Malaysia Airlines MH17 crash and dead bodies
The train transporting the remains of victims from the crashed Malaysia Airlines MH17 flight departs from the railway station in the eastern Ukrainian town of Torez, Donetsk regionReuters

Pro-Russian rebels in eastern Ukraine have handed over the two flight recorders of Malaysia Airlines flight MH17, which crashed in the Donetsk region five days ago, and also allowed the train carrying the victims' bodies to leave the area.

Malaysian officials have taken possession of the black boxes, which may contain vital information regarding the final minutes of the doomed airliner.

Rebel leader Alexander Borodai gave the flight recorders to a Malaysian delegation led by National Security Council member Colonel Mohamed Shukri at a signing ceremony in Donetsk.

"I would like to convey our sincere appreciation to Borodai for giving us the opportunity and entertaining our special request to hand over the two black boxes to Malaysia," Shukri told reporters.

The anti-Ukrainian rebels' action came hours after the UN Security Council passed a unanimous resolution demanding that international monitors be given immediate access to the crash site.

The flight recorders will reveal the exact time the plane went down and its location.
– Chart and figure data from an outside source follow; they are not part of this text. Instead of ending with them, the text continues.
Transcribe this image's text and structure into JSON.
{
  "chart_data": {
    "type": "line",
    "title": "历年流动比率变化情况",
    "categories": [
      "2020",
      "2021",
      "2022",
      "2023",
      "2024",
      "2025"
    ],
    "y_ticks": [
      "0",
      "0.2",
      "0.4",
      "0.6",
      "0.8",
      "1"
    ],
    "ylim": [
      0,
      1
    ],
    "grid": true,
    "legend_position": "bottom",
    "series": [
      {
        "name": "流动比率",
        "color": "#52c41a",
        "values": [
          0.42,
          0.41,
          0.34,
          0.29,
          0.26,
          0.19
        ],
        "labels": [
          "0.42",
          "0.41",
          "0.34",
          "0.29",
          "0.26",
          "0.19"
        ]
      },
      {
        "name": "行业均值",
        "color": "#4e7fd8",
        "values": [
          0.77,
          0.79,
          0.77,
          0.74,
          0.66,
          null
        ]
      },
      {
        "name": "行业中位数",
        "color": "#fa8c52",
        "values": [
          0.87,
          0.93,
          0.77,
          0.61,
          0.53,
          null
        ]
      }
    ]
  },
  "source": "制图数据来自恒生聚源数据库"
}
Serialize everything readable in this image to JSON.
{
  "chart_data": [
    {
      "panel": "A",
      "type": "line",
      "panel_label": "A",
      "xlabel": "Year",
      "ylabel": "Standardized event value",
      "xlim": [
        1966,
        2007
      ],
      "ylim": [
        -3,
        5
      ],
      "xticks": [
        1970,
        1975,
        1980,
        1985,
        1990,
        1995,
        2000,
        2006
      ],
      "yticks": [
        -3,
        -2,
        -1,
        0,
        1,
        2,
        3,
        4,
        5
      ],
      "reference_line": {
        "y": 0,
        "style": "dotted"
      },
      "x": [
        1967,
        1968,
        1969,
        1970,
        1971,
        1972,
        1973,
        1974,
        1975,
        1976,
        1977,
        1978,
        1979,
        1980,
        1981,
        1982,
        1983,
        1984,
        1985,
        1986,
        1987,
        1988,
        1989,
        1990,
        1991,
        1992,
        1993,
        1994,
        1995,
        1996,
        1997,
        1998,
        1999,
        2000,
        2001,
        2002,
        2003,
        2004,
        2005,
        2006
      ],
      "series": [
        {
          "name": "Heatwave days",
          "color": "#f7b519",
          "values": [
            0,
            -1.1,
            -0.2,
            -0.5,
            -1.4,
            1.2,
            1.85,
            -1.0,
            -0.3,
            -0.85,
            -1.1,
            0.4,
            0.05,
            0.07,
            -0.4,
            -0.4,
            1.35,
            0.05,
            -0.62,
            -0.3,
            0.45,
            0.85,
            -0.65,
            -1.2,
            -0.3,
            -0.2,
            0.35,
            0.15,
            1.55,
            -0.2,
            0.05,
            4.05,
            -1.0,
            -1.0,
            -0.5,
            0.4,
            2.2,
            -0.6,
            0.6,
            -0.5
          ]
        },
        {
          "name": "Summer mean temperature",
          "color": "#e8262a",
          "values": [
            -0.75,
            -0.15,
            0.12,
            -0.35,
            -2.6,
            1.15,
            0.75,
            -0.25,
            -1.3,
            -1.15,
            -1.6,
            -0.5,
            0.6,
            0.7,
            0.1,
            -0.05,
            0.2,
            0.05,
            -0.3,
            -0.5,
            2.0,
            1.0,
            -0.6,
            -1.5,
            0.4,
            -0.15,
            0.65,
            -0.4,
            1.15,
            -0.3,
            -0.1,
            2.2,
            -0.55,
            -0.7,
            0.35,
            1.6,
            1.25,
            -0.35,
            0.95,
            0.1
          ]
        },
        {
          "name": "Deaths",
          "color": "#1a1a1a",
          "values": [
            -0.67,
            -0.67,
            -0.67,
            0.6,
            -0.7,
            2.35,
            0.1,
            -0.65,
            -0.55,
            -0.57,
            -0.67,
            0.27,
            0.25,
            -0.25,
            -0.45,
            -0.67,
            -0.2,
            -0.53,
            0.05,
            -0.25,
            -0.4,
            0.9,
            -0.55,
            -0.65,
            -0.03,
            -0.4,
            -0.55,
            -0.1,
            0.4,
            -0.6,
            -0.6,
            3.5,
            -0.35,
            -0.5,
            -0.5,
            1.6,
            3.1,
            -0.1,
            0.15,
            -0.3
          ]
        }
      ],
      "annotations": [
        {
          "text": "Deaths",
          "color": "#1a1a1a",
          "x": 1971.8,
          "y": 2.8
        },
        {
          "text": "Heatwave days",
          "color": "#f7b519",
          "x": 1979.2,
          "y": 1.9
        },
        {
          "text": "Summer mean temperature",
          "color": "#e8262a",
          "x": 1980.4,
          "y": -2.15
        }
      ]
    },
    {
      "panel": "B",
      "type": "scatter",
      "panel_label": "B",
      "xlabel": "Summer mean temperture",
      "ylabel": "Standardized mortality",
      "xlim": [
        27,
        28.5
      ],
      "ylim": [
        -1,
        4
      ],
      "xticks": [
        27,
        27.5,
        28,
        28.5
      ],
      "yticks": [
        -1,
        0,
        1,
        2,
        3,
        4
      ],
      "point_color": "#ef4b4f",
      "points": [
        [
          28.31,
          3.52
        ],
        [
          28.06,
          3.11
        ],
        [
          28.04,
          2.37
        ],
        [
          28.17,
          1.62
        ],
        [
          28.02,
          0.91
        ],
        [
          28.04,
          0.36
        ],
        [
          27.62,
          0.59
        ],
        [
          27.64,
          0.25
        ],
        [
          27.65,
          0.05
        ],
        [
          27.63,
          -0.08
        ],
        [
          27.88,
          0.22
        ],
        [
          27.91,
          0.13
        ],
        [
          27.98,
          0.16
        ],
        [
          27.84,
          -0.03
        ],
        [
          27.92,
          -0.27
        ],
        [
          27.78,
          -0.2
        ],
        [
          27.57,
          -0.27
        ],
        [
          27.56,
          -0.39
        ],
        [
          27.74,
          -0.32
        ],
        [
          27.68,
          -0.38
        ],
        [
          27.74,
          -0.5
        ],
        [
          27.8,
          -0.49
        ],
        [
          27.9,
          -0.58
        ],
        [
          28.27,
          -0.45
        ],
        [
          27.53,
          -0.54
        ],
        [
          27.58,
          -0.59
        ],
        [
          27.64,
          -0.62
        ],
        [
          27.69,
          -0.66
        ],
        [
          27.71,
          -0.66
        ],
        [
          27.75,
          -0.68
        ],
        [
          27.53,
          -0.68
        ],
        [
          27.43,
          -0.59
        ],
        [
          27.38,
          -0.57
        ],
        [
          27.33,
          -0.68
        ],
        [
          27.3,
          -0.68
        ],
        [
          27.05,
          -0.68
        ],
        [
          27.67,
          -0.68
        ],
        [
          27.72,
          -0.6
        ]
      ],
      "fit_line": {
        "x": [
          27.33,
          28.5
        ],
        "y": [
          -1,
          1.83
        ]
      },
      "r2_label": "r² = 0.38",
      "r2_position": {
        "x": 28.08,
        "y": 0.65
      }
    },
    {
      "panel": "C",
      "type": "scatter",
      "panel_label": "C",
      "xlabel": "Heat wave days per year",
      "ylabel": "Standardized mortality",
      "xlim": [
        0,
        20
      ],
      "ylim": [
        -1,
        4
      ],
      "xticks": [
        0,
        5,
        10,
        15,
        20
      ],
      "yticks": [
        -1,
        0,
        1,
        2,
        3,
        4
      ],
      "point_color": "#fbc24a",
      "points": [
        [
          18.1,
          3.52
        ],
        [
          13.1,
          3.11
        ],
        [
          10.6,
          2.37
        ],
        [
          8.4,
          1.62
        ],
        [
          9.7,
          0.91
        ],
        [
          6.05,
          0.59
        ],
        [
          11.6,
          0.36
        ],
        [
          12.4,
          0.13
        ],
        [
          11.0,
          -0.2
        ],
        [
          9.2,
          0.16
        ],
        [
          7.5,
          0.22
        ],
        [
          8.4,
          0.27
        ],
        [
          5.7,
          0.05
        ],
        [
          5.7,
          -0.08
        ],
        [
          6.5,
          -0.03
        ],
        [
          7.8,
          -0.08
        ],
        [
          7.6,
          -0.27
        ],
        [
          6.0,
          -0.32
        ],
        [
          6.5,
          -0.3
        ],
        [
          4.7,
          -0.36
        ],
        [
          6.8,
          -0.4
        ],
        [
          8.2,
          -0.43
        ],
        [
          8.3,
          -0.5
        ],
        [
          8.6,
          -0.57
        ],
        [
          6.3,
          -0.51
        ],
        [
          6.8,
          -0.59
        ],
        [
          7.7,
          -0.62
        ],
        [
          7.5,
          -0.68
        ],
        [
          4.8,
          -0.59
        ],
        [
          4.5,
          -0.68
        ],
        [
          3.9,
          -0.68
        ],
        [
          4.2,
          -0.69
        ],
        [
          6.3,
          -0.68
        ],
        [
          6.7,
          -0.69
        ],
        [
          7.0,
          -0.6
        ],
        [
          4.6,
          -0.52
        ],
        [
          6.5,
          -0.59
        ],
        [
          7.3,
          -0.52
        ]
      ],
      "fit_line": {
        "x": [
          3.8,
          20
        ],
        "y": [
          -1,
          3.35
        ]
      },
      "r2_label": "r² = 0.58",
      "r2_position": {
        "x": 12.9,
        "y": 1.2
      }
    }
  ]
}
Malaysian authorities said the recorders appear to be in good condition.

"There is not much damage to the outer casing and we are confident that the data has not been tampered with or damaged," a source was quoted as saying by New Strait Times.

Meanwhile, the refrigerated train containing the corpses of the crash victims has left the rebel-held territory in Donetsk for Kharkiv, which is controlled by the Ukrainian government. Some of the remains are to be taken to the Netherlands from there.

Dutch officials inspected the bodies and said the storage was of "good quality".

The Malaysia Airlines jetliner was carrying 298 people on board when it was shot down over the eastern Ukrainian airspace on 17 July.